On ROI: even a modest rate increase makes the investment worthwhile. If your top payer covers 30% of your patient volume and you secure a 5% rate increase on your high-volume E/M codes, the revenue impact for a mid-sized group reaches five to six figures annually, depending on practice size and payer mix.

The financial pressure to act is increasing. According to Becker's Hospital Review, the 2025 Medicare conversion factor dropped 2.83% while practice costs (measured by the Medicare Economic Index) rose 4.9%. And according to an Ensemble Health Partners analysis, most providers see only a 1% to 3% rate increase from payers over a multi-year contract.

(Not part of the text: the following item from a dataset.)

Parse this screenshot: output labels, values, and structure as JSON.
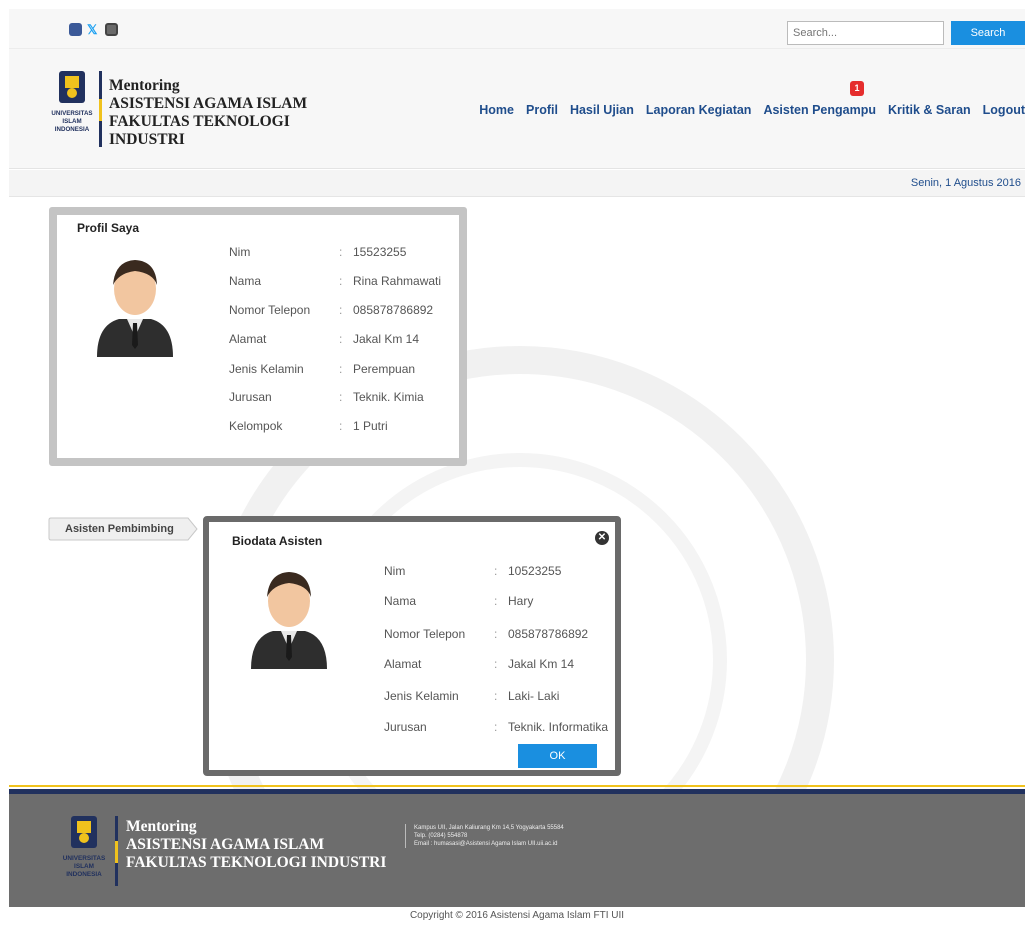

When costs rise faster than reimbursement, commercial payer rates become the variable you control through negotiation.

Your first step

TiC data has broken the information monopoly that payers held for decades. The rates they negotiated with every provider in your market are now public. The physician groups that learn to use this data, or partner with tools that make it usable, negotiate from a position of evidence rather than guesswork.

The 18% of groups already using TiC data in negotiations have a head start. But the data is getting better (Schema 2.0 is live, ghost rate filtering is coming in 2027), and the tools to analyze it are more accessible than they were even a year ago.

Start here: pull your top 20 codes by volume, identify your largest payer by revenue, and find out what the market pays for those codes in your metro area. That single analysis tells you whether you have a rate problem, and if you do, it gives you the evidence to fix it.